Publié dans Une femme et des livres a lu et a aimé

Le reste de leur vie

le reste de leur vieIl arrive qu’on achète un livre pour des raisons bizarres. Ce fut le cas le jour où j’ai glissé Le reste de leur vie de Jean-Paul Didierlaurent (Editions Au diable Vauvert) dans mon caddie de courses hebdomadaire chez Super U. J’avais juste eu un flash pour la couverture, qui, c’est vrai, est toujours particulièrement jolie et soignée chez Le Diable Vauvert. Et puis, je savais que Jean-Paul Didierlaurent avait connu un immense succès avec son premier roman précédent (que je n’avais pas lu), Le liseur du 6h27. Des raisons bizarres, vous ai-je dit…
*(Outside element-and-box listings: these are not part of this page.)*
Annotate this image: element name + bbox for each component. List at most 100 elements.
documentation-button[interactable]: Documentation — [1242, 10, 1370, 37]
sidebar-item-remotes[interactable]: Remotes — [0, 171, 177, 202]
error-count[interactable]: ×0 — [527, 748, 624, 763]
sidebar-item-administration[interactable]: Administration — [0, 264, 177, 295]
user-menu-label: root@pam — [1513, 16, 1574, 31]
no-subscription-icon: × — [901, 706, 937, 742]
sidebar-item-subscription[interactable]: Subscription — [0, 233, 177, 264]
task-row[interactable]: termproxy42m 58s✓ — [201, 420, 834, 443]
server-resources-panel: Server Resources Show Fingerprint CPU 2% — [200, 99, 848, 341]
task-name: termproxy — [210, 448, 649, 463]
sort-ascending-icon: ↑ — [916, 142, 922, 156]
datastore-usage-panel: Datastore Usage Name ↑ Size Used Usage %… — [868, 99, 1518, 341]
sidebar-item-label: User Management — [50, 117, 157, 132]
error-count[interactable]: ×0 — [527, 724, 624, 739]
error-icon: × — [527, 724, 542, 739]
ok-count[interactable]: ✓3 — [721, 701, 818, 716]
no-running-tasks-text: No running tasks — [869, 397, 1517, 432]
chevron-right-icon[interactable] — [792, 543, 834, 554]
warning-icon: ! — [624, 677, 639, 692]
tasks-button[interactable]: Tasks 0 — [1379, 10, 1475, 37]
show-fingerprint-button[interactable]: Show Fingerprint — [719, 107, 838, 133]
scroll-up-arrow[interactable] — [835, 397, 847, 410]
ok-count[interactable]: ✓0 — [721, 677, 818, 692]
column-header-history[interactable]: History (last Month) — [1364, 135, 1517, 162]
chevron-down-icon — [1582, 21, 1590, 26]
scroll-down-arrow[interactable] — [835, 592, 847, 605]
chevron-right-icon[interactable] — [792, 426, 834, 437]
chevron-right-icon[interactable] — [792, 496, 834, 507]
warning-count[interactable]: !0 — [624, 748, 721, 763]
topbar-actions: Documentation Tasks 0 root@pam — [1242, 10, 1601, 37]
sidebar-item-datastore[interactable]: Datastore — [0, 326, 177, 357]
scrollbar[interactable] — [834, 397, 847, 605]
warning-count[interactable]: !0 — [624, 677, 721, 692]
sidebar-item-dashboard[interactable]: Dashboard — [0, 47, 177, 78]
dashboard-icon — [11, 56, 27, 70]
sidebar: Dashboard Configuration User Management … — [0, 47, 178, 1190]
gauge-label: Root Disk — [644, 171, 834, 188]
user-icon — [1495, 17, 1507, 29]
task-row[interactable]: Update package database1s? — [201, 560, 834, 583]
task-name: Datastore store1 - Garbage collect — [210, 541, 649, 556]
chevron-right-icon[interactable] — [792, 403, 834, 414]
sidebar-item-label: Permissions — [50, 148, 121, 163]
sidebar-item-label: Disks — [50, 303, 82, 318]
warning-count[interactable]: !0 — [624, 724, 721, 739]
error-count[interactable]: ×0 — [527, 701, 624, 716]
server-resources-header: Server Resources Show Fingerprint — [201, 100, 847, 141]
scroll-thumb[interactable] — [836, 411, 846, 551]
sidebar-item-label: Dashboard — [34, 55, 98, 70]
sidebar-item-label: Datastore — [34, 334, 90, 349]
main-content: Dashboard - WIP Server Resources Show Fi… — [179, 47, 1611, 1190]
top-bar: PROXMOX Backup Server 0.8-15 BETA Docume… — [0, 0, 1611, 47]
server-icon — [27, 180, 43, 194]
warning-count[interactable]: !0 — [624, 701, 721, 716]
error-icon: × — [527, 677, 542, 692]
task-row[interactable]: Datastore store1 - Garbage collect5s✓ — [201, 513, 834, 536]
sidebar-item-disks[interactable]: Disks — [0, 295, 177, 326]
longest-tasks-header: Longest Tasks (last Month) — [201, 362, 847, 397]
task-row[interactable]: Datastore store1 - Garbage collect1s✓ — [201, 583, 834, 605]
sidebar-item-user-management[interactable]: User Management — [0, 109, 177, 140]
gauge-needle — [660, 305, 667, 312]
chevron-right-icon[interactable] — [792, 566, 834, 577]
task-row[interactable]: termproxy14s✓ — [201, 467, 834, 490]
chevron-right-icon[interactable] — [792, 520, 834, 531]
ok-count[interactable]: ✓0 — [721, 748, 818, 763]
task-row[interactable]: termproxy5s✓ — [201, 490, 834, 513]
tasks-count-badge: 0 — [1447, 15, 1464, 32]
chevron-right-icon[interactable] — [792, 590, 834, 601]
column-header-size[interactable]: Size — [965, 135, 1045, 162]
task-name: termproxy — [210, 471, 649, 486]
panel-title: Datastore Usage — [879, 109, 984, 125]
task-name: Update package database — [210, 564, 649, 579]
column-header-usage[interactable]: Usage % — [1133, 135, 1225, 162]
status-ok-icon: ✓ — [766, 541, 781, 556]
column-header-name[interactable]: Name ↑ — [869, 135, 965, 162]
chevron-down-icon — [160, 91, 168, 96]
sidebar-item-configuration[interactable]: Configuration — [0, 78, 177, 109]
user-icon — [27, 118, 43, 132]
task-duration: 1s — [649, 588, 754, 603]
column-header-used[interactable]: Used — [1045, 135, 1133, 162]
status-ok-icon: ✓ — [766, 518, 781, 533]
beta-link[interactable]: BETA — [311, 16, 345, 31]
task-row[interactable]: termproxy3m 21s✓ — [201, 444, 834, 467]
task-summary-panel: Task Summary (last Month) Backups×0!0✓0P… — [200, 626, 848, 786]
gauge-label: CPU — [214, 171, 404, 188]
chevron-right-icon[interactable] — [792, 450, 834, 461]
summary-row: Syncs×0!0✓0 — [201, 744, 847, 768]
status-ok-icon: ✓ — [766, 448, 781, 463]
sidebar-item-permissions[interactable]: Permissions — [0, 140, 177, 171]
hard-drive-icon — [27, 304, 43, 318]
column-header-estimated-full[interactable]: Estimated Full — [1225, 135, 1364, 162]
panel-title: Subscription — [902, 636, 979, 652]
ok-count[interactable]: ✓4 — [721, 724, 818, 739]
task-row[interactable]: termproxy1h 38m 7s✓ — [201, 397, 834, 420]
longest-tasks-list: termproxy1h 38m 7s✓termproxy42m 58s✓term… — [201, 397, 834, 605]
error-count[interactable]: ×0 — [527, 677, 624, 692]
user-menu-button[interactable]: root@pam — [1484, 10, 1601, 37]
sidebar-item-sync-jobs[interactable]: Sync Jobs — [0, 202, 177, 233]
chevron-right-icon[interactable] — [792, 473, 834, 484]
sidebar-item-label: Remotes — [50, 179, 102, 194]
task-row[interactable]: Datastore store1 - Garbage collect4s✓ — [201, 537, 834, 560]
J’ai donc ouvert ce livre sans rien connaître de l’histoire puisque je n’avais même pas lu le résumé sur la dernière de couverture. J’ai d’abord fait connaissance avec Manelle, jeune aide à domicile que l’on suit de maison en maison. J’ai assez vite compris le vieux et gentil Samuel dont elle s’occupe chaque jour tiendrait une place importante dans l’histoire. Et puis, j’ai fait connaissance avec Ambroise, jeune thanatopracteur, qui vit chez sa grand-mère Beth, depuis une dispute avec son père, professeur de médecine. A ce stade de ma chronique, je me dois de vous avouer quelque chose : Si j’avais su que l’un des héros du roman était un thanatopracteur, il est évident que je n’aurais jamais acheté ce livre, moi qui suis hypocondriaque, tendance cancérophobe avec un rapport pour le moins ambigu à la mort. Quand j’ai compris de quoi il retournait, j’ai même failli lâcher le livre tant l’idée de lire des descriptions de soins sur des cadavres me mettait mal à l’aise. J’ai poursuivi quand-même. Et j’ai eu raison. Alors, certes, l’auteur s’est assez renseigné au préalable pour nous faire des descriptions détaillées des soins de conservation. Mais son personnage, Ambroise, le fait avec une telle humanité, une telle sensibilité, un tel respect de la personne décédée que je n’ai plus vu la mort comme quelque chose de glauque mais tout simplement comment un élément naturel de la vie.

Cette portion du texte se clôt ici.